Contra el síndrome de Peter Pan: ‘Wendy’
Estoy convencido de que, cuando era un niño, mi nariz estaba mejor educada. Eran mis fosas nasales quienes me anunciaban la llegada del verano. De repente, me despertaba un día de junio cualquiera e intuía que me daría el baño inaugural del estío en la piscina del pueblo. A pesar de que el recinto acuático estaba a trescientos o cuatrocientos metros de casa de mis padres, el olor a cloro era inconfundible. Sin embargo, en la edad adulta he sucumbido a la tiranía de la vista y el oído, como buen y dócil hijo de mi tiempo.
La mitad de los millennials y casi todos los zetas —porque ahora nos toca a nosotros ser boomers y echar en cara a la generación que viene que al menos nosotros peleamos el 15M— somos habitantes del interior. Como animales de madriguera, sabedores de la hostilidad exterior e incapaces de enfrentar el perpetuo conflicto que es el mundo, hemos cultivado una agudeza audiovisual derivada del consumo diario de productos que permiten aventurarse en la realidad desde la distancia y la seguridad que brindan nuestras habitaciones, hábitats cuyo ecosistema es electrónico. De ahí que el morro sólo nos sirva para avisarnos de que quizá el pollo que lleva una semana en el frigorífico está en la fina línea entre comida de aprovechamiento y cólico intestinal.
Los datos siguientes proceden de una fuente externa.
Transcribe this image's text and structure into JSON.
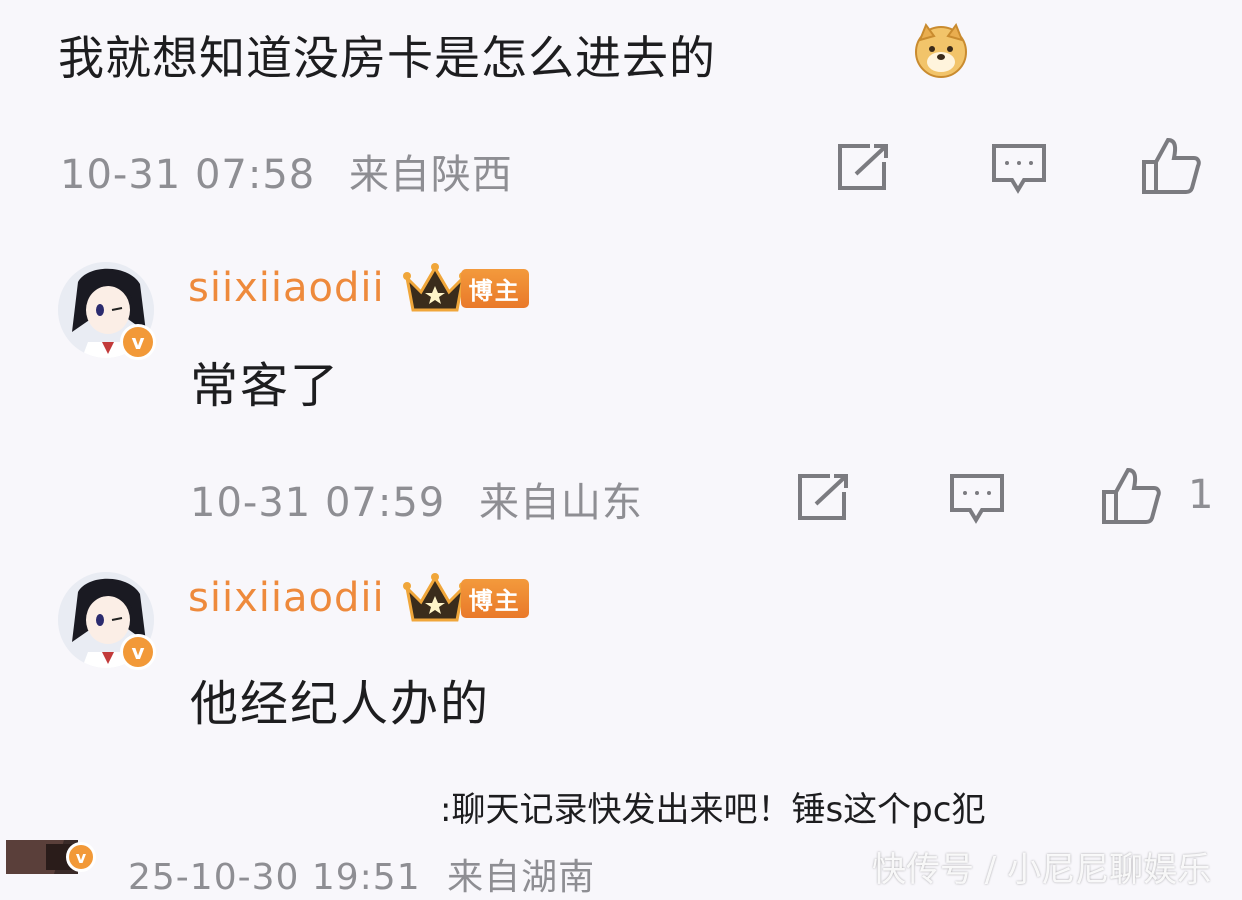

Wendy (Benh Zeitlin, 2020) es una oda a todo lo contrario, una invitación a recuperar la infancia perdida en nuestro caso y —¡oh, Pérez-Reverte, sal de este cuerpo!— a que en algún momento los zetas la puedan tener. Es una incitación a mancharse, a salir de la crianza en burbujas asépticas, a correr riesgos y aventuras. Con sus imágenes llenas de texturas orgánicas y ferrosas, Benh Zeitlin intenta llevarnos a una sinestesia en la que nuestra hiperexplotada mirada pueda respirar el sudor de las carreras frenéticas de sus personajes, la humedad y la sal del mar, el vapor de un géiser, la capa de polvo y polen que ambienta un bosque o la roña de un hierro oxidado. Olores de camiseta al final del día en la niñez, como la que porta en todo momento la carismática y prometedora Devin France en su rol protagonista que relega a Peter Pan a un segundo puesto en la jerarquía de los Niños Perdidos.
La reinterpretación de Zeitlin del clásico de James M. Barrie me parece revolucionaria más allá del discurso de clase y raza implícito. Hay un tirón de orejas a la melancolía amarga y a la resignación original a la que luego Disney contribuye todavía más. La fuerza de Wendy reside en vencer ese nihilismo pasivo que ve en la fantasía pura evasión y no una fuerza creadora. Se nos propone acceder a la magia a través de este mundo, a partir de agudizar los sentidos que tenemos dormidos, mediante el viaje y la experiencia, no en la imposibilidad de las nubes, a través del descubrimiento y no desde un supuesto aprendizaje perpetrado por unos elegidos. La fotografía da buena cuenta de esta ambición anti-Hogwarts que bebe de la mejor tradición de lo real maravilloso, sucia a la par que llena de luz, bamboleándose entre planos muy cerrados, intimísimos, y unos generales que deleitan a quien goza con paisajes sublimes.
Mientras que Peter es un niño que no quiere crecer cueste lo que cueste, Wendy lo que quiere es aprender a ser adulta sin que su espíritu envejezca. Más madura que el resto de su clan, ella se lanza al peligro sin renunciar al cuidado, consciente de que la aventura no está en un lugar determinado al que no puedes volver Nunca Jamás si llegas a la adultez, sino en vivir con todas sus consecuencias sin perder el sí afirmativo de la última transformación del espíritu nietzscheano. Al fin y al cabo, Peter Pan no es más que un león que ruge contra el dragón de los valores anticuados (Garfio) y contra su rebaño de camellos que cargan con ellos (viejos piratas). Hace falta la síntesis del espíritu del niño, que supera el no rebelde, necesario, por una risa alegre, afirmativa y forjada en el devenir. Que esa actitud sea perenne será voluntad del alma pese a la decadencia de nuestros cuerpos; será cuestión de crecer sin renunciar al olfato.